Dr Shruti N Mane emphasised, “Such exposure also leads to alteration GnRH pulsatility and pituitary GnRH signalling as well as reproductive parameters, which may be crucial in PCOS development. Exposure to such plasticisers and their chemicals may affect ovarian steroidogenesis, which in turn can disrupt the intrafollicular environment and impair maturation of oocytes in females. They have also been shown to disrupt oocyte development, growth, and maturation in preovulatory follicles and cause anovulation in females.”

Microplastics and miscarriage:

Environmental toxins have been suggested to play a role in spontaneous miscarriage. Dr Shruti N Mane said, “Not only can environmental toxins impact the developing embryo, there is also a potential for alteration of the endometrium of pregnancy, that is, the decidua. Successful implantation requires a complex biochemical dialogue to occur between the blastocyst and decidua. Many studies have shown a dose-dependent increase in miscarriage with these endocrine disrupters due to altered gene expression of the endometrium, abnormal growth and proliferation of the endometrium.”

Recommending tips to preserve your fertility, she said, “It will be imperative for everyone to eat organic foods and avoid processed ones. Avoid using products such as pots and pans with Teflon or other coatings. Do not drink water that is kept in plastic cups or bottles and instead choose reusable bottles made of stainless steel or glass. Remember not to microwave food or beverages in plastic containers. When it comes to using personal care products, they need to be unscented or natural products.”

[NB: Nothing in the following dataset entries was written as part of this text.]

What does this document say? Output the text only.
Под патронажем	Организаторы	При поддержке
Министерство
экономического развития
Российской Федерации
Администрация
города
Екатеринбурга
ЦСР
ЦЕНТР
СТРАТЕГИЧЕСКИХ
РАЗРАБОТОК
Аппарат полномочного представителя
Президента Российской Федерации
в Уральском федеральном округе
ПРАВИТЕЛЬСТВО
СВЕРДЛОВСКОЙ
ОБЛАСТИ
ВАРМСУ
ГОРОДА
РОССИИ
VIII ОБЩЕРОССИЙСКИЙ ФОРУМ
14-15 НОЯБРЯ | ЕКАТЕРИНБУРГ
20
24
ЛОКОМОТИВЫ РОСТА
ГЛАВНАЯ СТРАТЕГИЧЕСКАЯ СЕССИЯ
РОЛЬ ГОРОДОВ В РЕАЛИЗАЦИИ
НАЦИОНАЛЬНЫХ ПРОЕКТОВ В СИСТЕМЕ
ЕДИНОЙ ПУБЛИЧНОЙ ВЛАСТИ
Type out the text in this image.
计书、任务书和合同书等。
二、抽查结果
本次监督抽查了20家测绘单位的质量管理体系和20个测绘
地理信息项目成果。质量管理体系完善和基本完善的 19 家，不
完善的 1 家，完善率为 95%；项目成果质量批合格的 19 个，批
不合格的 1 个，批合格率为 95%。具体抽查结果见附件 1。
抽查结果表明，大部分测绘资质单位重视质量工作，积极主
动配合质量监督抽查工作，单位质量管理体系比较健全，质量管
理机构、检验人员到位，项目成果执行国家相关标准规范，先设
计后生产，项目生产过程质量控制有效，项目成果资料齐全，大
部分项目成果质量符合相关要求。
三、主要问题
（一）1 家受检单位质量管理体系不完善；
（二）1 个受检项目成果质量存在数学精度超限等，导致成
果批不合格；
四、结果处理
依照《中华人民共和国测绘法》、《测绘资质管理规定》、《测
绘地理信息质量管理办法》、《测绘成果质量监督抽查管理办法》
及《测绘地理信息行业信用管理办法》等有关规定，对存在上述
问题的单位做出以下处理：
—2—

Dr Shruti N Mane concluded, “Women in the preconception period and women who are pregnant or lactating to eat fruit, vegetables, beans, legumes, and whole grains every day, to avoid fast food and other processed foods whenever possible, and to limit foods high in animal fat. Patients should be advised that some large fish, such as shark, swordfish, king mackerel, and tilefish, are known to contain high levels of methylmercury(EDC), which is known to be teratogenic. Taking these measures can help you to preserve your fertility and improve your chances of having a baby.”